First Peter begins with a list of greetings to its original audience. In verse 1 we read that the letter is from the apostle Peter, an original disciple of Jesus and pillar of the infant church. Recently, it has become fashionable for liberal scholars to question whether Peter actually wrote this epistle. The quality of the Greek, some of the best in the New Testament, is thought to disqualify the Galilean fisherman as a possible author. However, this argument does not really hold much weight. First of all, to assert that Peter could not be skilled in the lingua franca of his day really just manifests an incipient elitism that is opposed to the things of God. Peter would have known and used Greek both as a merchant and as a leader in a movement charged with converting the entire world to Christ (Matt. 28:18–20). Secondly, his probable use of a native Greek speaker like Silvanus as an amanuensis (secretary) in the composition of the epistle (1 Peter 5:12) further explains the quality of the Greek in the letter.
The second argument advanced against Petrine authorship is that the persecution described in the letter is too well organized to have been within Peter’s lifetime. However, the internal evidence from this letter is more in keeping with “minor” discrimination and sporadic persecutions than with the empire-wide persecution of the emperors who lived after Peter died. It is unlikely that Peter would call his audience to honor the emperor (2:17) if a systematic persecution of the entire church was underway at the time of the letter’s composition.
The epistle is addressed to an audience living in modern day Turkey where discrimination and localized outbreaks of violence against Christians were common in the early church. They were a mostly Gentile audience who, having been converted to Christ, had turned from participating in the civil religion and thus were viewed as seditious by the local population. Peter’s description of this audience as “elect exiles” (1 Peter 1:1), shows that they were in fact a part of the true Israel of God and therefore had a living hope.
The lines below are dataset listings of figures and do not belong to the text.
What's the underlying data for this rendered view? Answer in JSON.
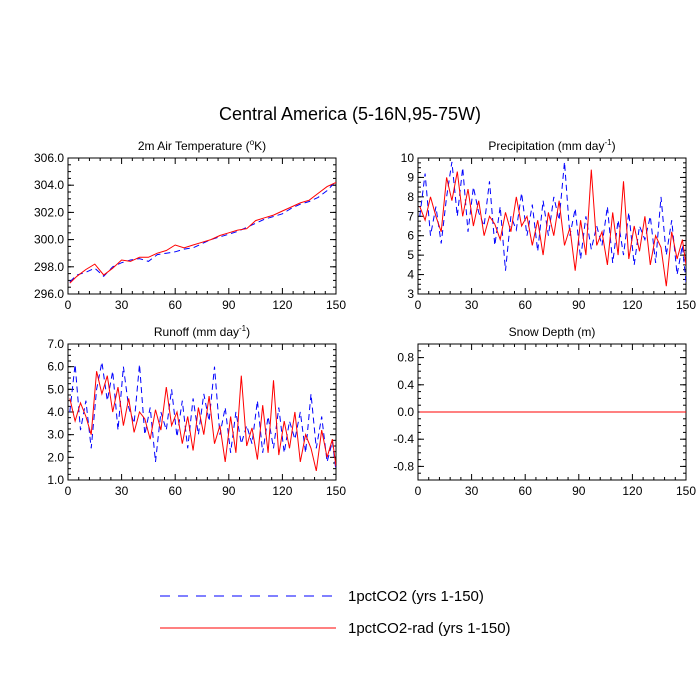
{
  "figure_title": "Central America (5-16N,95-75W)",
  "legend": {
    "placement": "bottom",
    "entries": [
      {
        "label": "1pctCO2 (yrs 1-150)",
        "color": "#0000ff",
        "dash": "dashed"
      },
      {
        "label": "1pctCO2-rad (yrs 1-150)",
        "color": "#ff0000",
        "dash": "solid"
      }
    ]
  },
  "chart_data": [
    {
      "type": "line",
      "title": "2m Air Temperature (°K)",
      "title_parts": {
        "main": "2m Air Temperature (",
        "sup": "o",
        "tail": "K)"
      },
      "xlim": [
        0,
        150
      ],
      "ylim": [
        296.0,
        306.0
      ],
      "xticks": [
        0,
        30,
        60,
        90,
        120,
        150
      ],
      "xtick_labels": [
        "0",
        "30",
        "60",
        "90",
        "120",
        "150"
      ],
      "yticks": [
        296.0,
        298.0,
        300.0,
        302.0,
        304.0,
        306.0
      ],
      "ytick_labels": [
        "296.0",
        "298.0",
        "300.0",
        "302.0",
        "304.0",
        "306.0"
      ],
      "series": [
        {
          "name": "1pctCO2 (yrs 1-150)",
          "color": "#0000ff",
          "dash": "dashed",
          "x": [
            1,
            5,
            10,
            15,
            20,
            25,
            30,
            35,
            40,
            45,
            50,
            55,
            60,
            65,
            70,
            75,
            80,
            85,
            90,
            95,
            100,
            105,
            110,
            115,
            120,
            125,
            130,
            135,
            140,
            145,
            150
          ],
          "y": [
            296.9,
            297.4,
            297.6,
            297.9,
            297.3,
            298.0,
            298.3,
            298.5,
            298.6,
            298.4,
            298.9,
            299.0,
            299.1,
            299.3,
            299.4,
            299.7,
            300.0,
            300.2,
            300.4,
            300.6,
            300.9,
            301.2,
            301.5,
            301.7,
            301.9,
            302.3,
            302.6,
            302.8,
            303.1,
            303.6,
            304.3
          ]
        },
        {
          "name": "1pctCO2-rad (yrs 1-150)",
          "color": "#ff0000",
          "dash": "solid",
          "x": [
            1,
            5,
            10,
            15,
            20,
            25,
            30,
            35,
            40,
            45,
            50,
            55,
            60,
            65,
            70,
            75,
            80,
            85,
            90,
            95,
            100,
            105,
            110,
            115,
            120,
            125,
            130,
            135,
            140,
            145,
            150
          ],
          "y": [
            296.8,
            297.3,
            297.8,
            298.2,
            297.4,
            297.9,
            298.5,
            298.4,
            298.7,
            298.7,
            299.0,
            299.2,
            299.6,
            299.4,
            299.6,
            299.8,
            300.0,
            300.3,
            300.5,
            300.7,
            300.8,
            301.4,
            301.6,
            301.8,
            302.1,
            302.4,
            302.7,
            302.9,
            303.4,
            303.9,
            304.2
          ]
        }
      ]
    },
    {
      "type": "line",
      "title": "Precipitation (mm day-1)",
      "title_parts": {
        "main": "Precipitation (mm day",
        "sup": "-1",
        "tail": ")"
      },
      "xlim": [
        0,
        150
      ],
      "ylim": [
        3,
        10
      ],
      "xticks": [
        0,
        30,
        60,
        90,
        120,
        150
      ],
      "xtick_labels": [
        "0",
        "30",
        "60",
        "90",
        "120",
        "150"
      ],
      "yticks": [
        3,
        4,
        5,
        6,
        7,
        8,
        9,
        10
      ],
      "ytick_labels": [
        "3",
        "4",
        "5",
        "6",
        "7",
        "8",
        "9",
        "10"
      ],
      "series": [
        {
          "name": "1pctCO2 (yrs 1-150)",
          "color": "#0000ff",
          "dash": "dashed",
          "x": [
            1,
            4,
            7,
            10,
            13,
            16,
            19,
            22,
            25,
            28,
            31,
            34,
            37,
            40,
            43,
            46,
            49,
            52,
            55,
            58,
            61,
            64,
            67,
            70,
            73,
            76,
            79,
            82,
            85,
            88,
            91,
            94,
            97,
            100,
            103,
            106,
            109,
            112,
            115,
            118,
            121,
            124,
            127,
            130,
            133,
            136,
            139,
            142,
            145,
            148,
            150
          ],
          "y": [
            7.0,
            9.2,
            6.0,
            7.5,
            5.6,
            8.0,
            9.8,
            7.0,
            9.5,
            6.2,
            8.5,
            7.2,
            6.5,
            8.8,
            5.5,
            7.5,
            4.2,
            7.0,
            6.3,
            8.2,
            6.0,
            7.6,
            5.2,
            7.8,
            6.0,
            8.0,
            6.8,
            9.8,
            6.0,
            7.4,
            4.8,
            7.0,
            5.3,
            6.5,
            5.5,
            7.5,
            4.6,
            6.8,
            5.0,
            7.2,
            4.5,
            6.5,
            5.8,
            7.0,
            4.6,
            8.0,
            5.0,
            6.8,
            4.0,
            5.5,
            3.6
          ]
        },
        {
          "name": "1pctCO2-rad (yrs 1-150)",
          "color": "#ff0000",
          "dash": "solid",
          "x": [
            1,
            4,
            7,
            10,
            13,
            16,
            19,
            22,
            25,
            28,
            31,
            34,
            37,
            40,
            43,
            46,
            49,
            52,
            55,
            58,
            61,
            64,
            67,
            70,
            73,
            76,
            79,
            82,
            85,
            88,
            91,
            94,
            97,
            100,
            103,
            106,
            109,
            112,
            115,
            118,
            121,
            124,
            127,
            130,
            133,
            136,
            139,
            142,
            145,
            148,
            150
          ],
          "y": [
            7.5,
            6.8,
            8.0,
            7.0,
            6.2,
            9.0,
            7.8,
            9.3,
            7.0,
            8.4,
            6.5,
            7.8,
            6.0,
            7.0,
            6.6,
            5.8,
            7.2,
            6.2,
            8.0,
            6.5,
            7.0,
            5.5,
            6.8,
            5.0,
            7.2,
            6.0,
            7.8,
            5.5,
            6.4,
            4.2,
            6.8,
            5.0,
            9.4,
            5.5,
            6.2,
            4.5,
            7.2,
            5.0,
            8.8,
            4.8,
            6.5,
            5.2,
            7.0,
            4.5,
            6.0,
            5.4,
            3.4,
            6.2,
            4.8,
            5.8,
            4.5
          ]
        }
      ]
    },
    {
      "type": "line",
      "title": "Runoff (mm day-1)",
      "title_parts": {
        "main": "Runoff (mm day",
        "sup": "-1",
        "tail": ")"
      },
      "xlim": [
        0,
        150
      ],
      "ylim": [
        1.0,
        7.0
      ],
      "xticks": [
        0,
        30,
        60,
        90,
        120,
        150
      ],
      "xtick_labels": [
        "0",
        "30",
        "60",
        "90",
        "120",
        "150"
      ],
      "yticks": [
        1.0,
        2.0,
        3.0,
        4.0,
        5.0,
        6.0,
        7.0
      ],
      "ytick_labels": [
        "1.0",
        "2.0",
        "3.0",
        "4.0",
        "5.0",
        "6.0",
        "7.0"
      ],
      "series": [
        {
          "name": "1pctCO2 (yrs 1-150)",
          "color": "#0000ff",
          "dash": "dashed",
          "x": [
            1,
            4,
            7,
            10,
            13,
            16,
            19,
            22,
            25,
            28,
            31,
            34,
            37,
            40,
            43,
            46,
            49,
            52,
            55,
            58,
            61,
            64,
            67,
            70,
            73,
            76,
            79,
            82,
            85,
            88,
            91,
            94,
            97,
            100,
            103,
            106,
            109,
            112,
            115,
            118,
            121,
            124,
            127,
            130,
            133,
            136,
            139,
            142,
            145,
            148,
            150
          ],
          "y": [
            4.0,
            6.1,
            3.2,
            4.5,
            2.4,
            5.0,
            6.2,
            4.5,
            5.8,
            3.2,
            6.0,
            4.2,
            3.5,
            6.1,
            3.0,
            4.2,
            1.8,
            4.0,
            3.2,
            5.0,
            2.9,
            4.5,
            2.4,
            4.6,
            3.0,
            4.8,
            3.6,
            6.0,
            3.0,
            4.2,
            2.2,
            4.0,
            2.6,
            3.4,
            2.6,
            4.5,
            2.2,
            3.8,
            2.4,
            4.2,
            2.2,
            3.6,
            2.8,
            4.0,
            2.2,
            4.8,
            2.4,
            3.8,
            1.8,
            2.7,
            1.4
          ]
        },
        {
          "name": "1pctCO2-rad (yrs 1-150)",
          "color": "#ff0000",
          "dash": "solid",
          "x": [
            1,
            4,
            7,
            10,
            13,
            16,
            19,
            22,
            25,
            28,
            31,
            34,
            37,
            40,
            43,
            46,
            49,
            52,
            55,
            58,
            61,
            64,
            67,
            70,
            73,
            76,
            79,
            82,
            85,
            88,
            91,
            94,
            97,
            100,
            103,
            106,
            109,
            112,
            115,
            118,
            121,
            124,
            127,
            130,
            133,
            136,
            139,
            142,
            145,
            148,
            150
          ],
          "y": [
            4.6,
            3.6,
            4.4,
            3.8,
            3.0,
            5.8,
            4.8,
            5.6,
            4.0,
            5.1,
            3.4,
            4.6,
            3.1,
            4.0,
            3.7,
            2.8,
            4.1,
            3.2,
            5.1,
            3.4,
            4.0,
            2.6,
            3.8,
            2.3,
            4.2,
            3.0,
            4.7,
            2.6,
            3.4,
            1.8,
            3.8,
            2.2,
            5.6,
            2.5,
            3.3,
            1.9,
            4.3,
            2.2,
            5.4,
            2.1,
            3.6,
            2.4,
            4.0,
            1.8,
            3.0,
            2.4,
            1.4,
            3.2,
            2.0,
            2.8,
            1.6
          ]
        }
      ]
    },
    {
      "type": "line",
      "title": "Snow Depth (m)",
      "title_parts": {
        "main": "Snow Depth (m)",
        "sup": "",
        "tail": ""
      },
      "xlim": [
        0,
        150
      ],
      "ylim": [
        -1.0,
        1.0
      ],
      "xticks": [
        0,
        30,
        60,
        90,
        120,
        150
      ],
      "xtick_labels": [
        "0",
        "30",
        "60",
        "90",
        "120",
        "150"
      ],
      "yticks": [
        -0.8,
        -0.4,
        0.0,
        0.4,
        0.8
      ],
      "ytick_labels": [
        "-0.8",
        "-0.4",
        "0.0",
        "0.4",
        "0.8"
      ],
      "series": [
        {
          "name": "1pctCO2 (yrs 1-150)",
          "color": "#0000ff",
          "dash": "dashed",
          "x": [
            1,
            150
          ],
          "y": [
            0.0,
            0.0
          ]
        },
        {
          "name": "1pctCO2-rad (yrs 1-150)",
          "color": "#ff0000",
          "dash": "solid",
          "x": [
            1,
            150
          ],
          "y": [
            0.0,
            0.0
          ]
        }
      ]
    }
  ]
}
In order to encourage them in this hope, Peter wrote his first epistle to them not long before he died a martyr under Nero in the mid-60s A.D.
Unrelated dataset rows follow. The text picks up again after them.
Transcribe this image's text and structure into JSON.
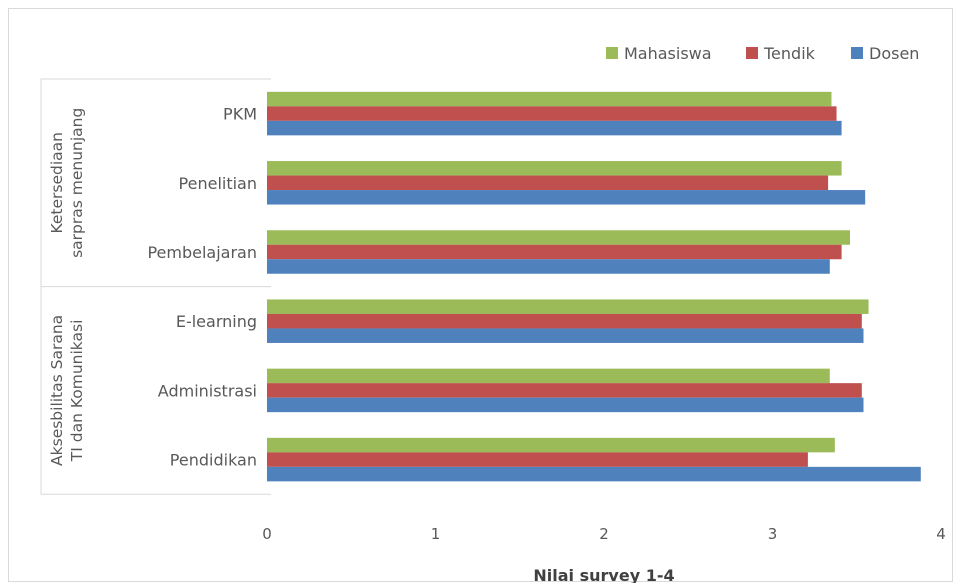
{
  "chart_data": {
    "type": "bar",
    "orientation": "horizontal",
    "xlabel": "Nilai survey 1-4",
    "xlim": [
      0,
      4
    ],
    "xticks": [
      "0",
      "1",
      "2",
      "3",
      "4"
    ],
    "legend_position": "top-right",
    "categories": [
      "PKM",
      "Penelitian",
      "Pembelajaran",
      "E-learning",
      "Administrasi",
      "Pendidikan"
    ],
    "groups": [
      {
        "label_lines": [
          "Ketersediaan",
          "sarpras menunjang"
        ],
        "categories": [
          "PKM",
          "Penelitian",
          "Pembelajaran"
        ]
      },
      {
        "label_lines": [
          "Aksesbilitas Sarana",
          "TI dan Komunikasi"
        ],
        "categories": [
          "E-learning",
          "Administrasi",
          "Pendidikan"
        ]
      }
    ],
    "series": [
      {
        "name": "Mahasiswa",
        "color": "#9bbb59",
        "values": [
          3.35,
          3.41,
          3.46,
          3.57,
          3.34,
          3.37
        ]
      },
      {
        "name": "Tendik",
        "color": "#c0504d",
        "values": [
          3.38,
          3.33,
          3.41,
          3.53,
          3.53,
          3.21
        ]
      },
      {
        "name": "Dosen",
        "color": "#4f81bd",
        "values": [
          3.41,
          3.55,
          3.34,
          3.54,
          3.54,
          3.88
        ]
      }
    ]
  }
}
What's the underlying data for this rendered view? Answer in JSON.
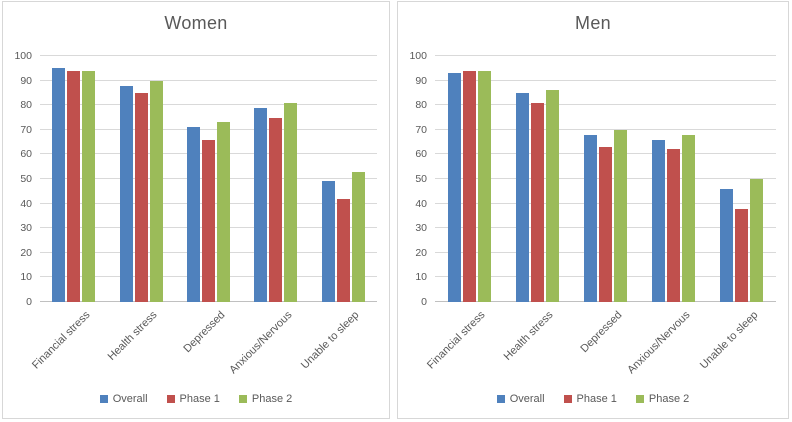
{
  "chart_data": [
    {
      "type": "bar",
      "title": "Women",
      "categories": [
        "Financial stress",
        "Health stress",
        "Depressed",
        "Anxious/Nervous",
        "Unable to sleep"
      ],
      "series": [
        {
          "name": "Overall",
          "color": "#4F81BD",
          "values": [
            95,
            88,
            71,
            79,
            49
          ]
        },
        {
          "name": "Phase 1",
          "color": "#C0504D",
          "values": [
            94,
            85,
            66,
            75,
            42
          ]
        },
        {
          "name": "Phase 2",
          "color": "#9BBB59",
          "values": [
            94,
            90,
            73,
            81,
            53
          ]
        }
      ],
      "ylim": [
        0,
        100
      ],
      "ytick_step": 10,
      "ytick_labels": [
        "0",
        "10",
        "20",
        "30",
        "40",
        "50",
        "60",
        "70",
        "80",
        "90",
        "100"
      ],
      "grid": true,
      "legend_position": "bottom"
    },
    {
      "type": "bar",
      "title": "Men",
      "categories": [
        "Financial stress",
        "Health stress",
        "Depressed",
        "Anxious/Nervous",
        "Unable to sleep"
      ],
      "series": [
        {
          "name": "Overall",
          "color": "#4F81BD",
          "values": [
            93,
            85,
            68,
            66,
            46
          ]
        },
        {
          "name": "Phase 1",
          "color": "#C0504D",
          "values": [
            94,
            81,
            63,
            62,
            38
          ]
        },
        {
          "name": "Phase 2",
          "color": "#9BBB59",
          "values": [
            94,
            86,
            70,
            68,
            50
          ]
        }
      ],
      "ylim": [
        0,
        100
      ],
      "ytick_step": 10,
      "ytick_labels": [
        "0",
        "10",
        "20",
        "30",
        "40",
        "50",
        "60",
        "70",
        "80",
        "90",
        "100"
      ],
      "grid": true,
      "legend_position": "bottom"
    }
  ],
  "styles": {
    "text_color": "#595959",
    "gridline_color": "#d9d9d9",
    "axis_line_color": "#c0c0c0",
    "panel_border_color": "#d7d7d7"
  }
}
Harsh persecution for bearing the name of Christ is a reality in much of the world. Even in the West, Christians face discrimination and slander for confessing the name of Jesus. Think through some of the past or current persecution or discrimination that you have experienced for being a Christian. Ask the Lord to bless your study of 1 Peter so that you would know how to hold fast to your hope in the midst of an unbelieving and hostile world.